Of late there seems to be an emergence of a Jewish fan club, particularly in the United States, with its members emulating Jewish practice, ideals and values as a form of pop culture.
From black-hat-donning urban hipsters, to Evangelical Christians creating ketubot (Jewish marriage contracts) for their marriage ceremony, Judaism has become a type of trend apparently worth following.
Jay-Z sang about black bar mitzvahs, Black Eyed Peas chorused mazel tov! in their hit I Gotta Feeling, Republican maven Michelle Bachmann clumsily made a stab at Yiddish during a political interview, the most famous anti-Semite of our times Mel Gibson is producing a biopic about Judah the Maccabee. The list goes on.
On the surface, it may seem that this widespread acceptance is a positive sign for Judaism; but the use of Jewish cultural and religious icons often comes with a view of Judaism that does not do it justice.

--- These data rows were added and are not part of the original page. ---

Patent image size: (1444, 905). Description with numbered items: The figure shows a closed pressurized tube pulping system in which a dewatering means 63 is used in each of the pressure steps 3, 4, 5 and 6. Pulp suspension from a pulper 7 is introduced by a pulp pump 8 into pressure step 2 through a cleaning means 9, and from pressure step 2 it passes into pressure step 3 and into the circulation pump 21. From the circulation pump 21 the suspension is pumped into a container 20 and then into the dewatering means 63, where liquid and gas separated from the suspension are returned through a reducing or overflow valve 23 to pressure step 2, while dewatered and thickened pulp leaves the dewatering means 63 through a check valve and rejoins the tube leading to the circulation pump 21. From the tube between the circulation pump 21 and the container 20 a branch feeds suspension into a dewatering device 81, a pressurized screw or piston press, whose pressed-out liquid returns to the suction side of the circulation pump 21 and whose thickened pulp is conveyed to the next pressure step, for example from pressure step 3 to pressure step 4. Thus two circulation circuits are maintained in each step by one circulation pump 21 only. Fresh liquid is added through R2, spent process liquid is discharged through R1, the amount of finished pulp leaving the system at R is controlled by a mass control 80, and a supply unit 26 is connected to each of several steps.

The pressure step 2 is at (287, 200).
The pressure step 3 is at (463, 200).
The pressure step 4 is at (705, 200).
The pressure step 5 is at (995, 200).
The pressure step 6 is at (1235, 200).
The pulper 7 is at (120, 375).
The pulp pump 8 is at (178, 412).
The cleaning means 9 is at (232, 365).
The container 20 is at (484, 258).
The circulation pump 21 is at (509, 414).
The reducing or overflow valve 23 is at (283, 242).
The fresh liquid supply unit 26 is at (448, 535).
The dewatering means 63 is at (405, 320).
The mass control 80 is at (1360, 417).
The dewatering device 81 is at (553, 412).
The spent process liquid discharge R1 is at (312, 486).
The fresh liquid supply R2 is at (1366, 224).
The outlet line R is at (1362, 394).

By conjuring up this superficial image of Judaism, one runs the risk of dehumanizing the Jewish people as a whole, and raising misguided stereotypes about what constitutes an ideal Jew. Cultural appropriation, flattering as it may seem, brings with it a serious danger to the integrity of ones religion.

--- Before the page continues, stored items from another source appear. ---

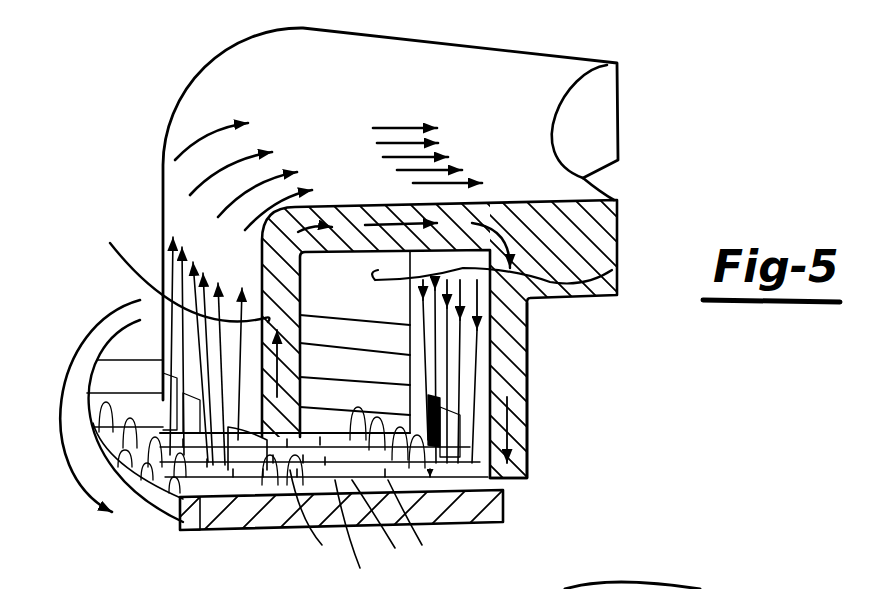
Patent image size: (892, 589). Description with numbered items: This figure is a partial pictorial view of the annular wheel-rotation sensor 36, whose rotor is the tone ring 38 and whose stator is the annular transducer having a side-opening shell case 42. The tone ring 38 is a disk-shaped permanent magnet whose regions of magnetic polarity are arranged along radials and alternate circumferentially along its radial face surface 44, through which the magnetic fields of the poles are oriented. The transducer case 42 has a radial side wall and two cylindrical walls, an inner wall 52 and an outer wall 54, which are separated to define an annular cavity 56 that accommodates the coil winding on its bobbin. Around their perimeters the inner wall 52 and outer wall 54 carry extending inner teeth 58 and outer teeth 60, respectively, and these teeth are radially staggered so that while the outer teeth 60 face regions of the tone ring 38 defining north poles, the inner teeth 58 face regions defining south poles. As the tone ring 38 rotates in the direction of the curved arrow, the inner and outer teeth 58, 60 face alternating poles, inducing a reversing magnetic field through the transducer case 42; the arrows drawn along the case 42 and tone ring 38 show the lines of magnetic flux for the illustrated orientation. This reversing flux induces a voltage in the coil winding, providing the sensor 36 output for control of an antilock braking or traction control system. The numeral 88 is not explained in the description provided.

The sensor 36 is at (158, 150).
The transducer case 42 is at (600, 232).
The inner wall 52 is at (528, 349).
The outer wall 54 is at (173, 267).
The radial face surface 44 is at (140, 300).
The annular cavity 56 is at (612, 270).
The tone ring 38 is at (279, 532).
The outer teeth 60 is at (183, 530).
The inner teeth 58 is at (467, 522).
The housing 88 is at (733, 588).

When Madonna began studying Kabbalah (Jewish mysticism), it rapidly spiraled into a Hollywood trend. The pop icons primary place of study, the Kabbalah Center, publicly denies any link with Judaism, and even asserts that Kabbalah is not a Jewish practice. For many Jews, this is blatantly offensive, as Kabbalah is traditionally studied by those deeply immersed in Torah and Jewish practice.
As a people, Jews need to be cognizant of this phenomenon, knowing when to share its rich heritage with its non-Jewish neighbors, and when to safeguard their traditions for generations to come.
Yael Miller is a graduate student at the Johns Hopkins University School of Advanced International Studies.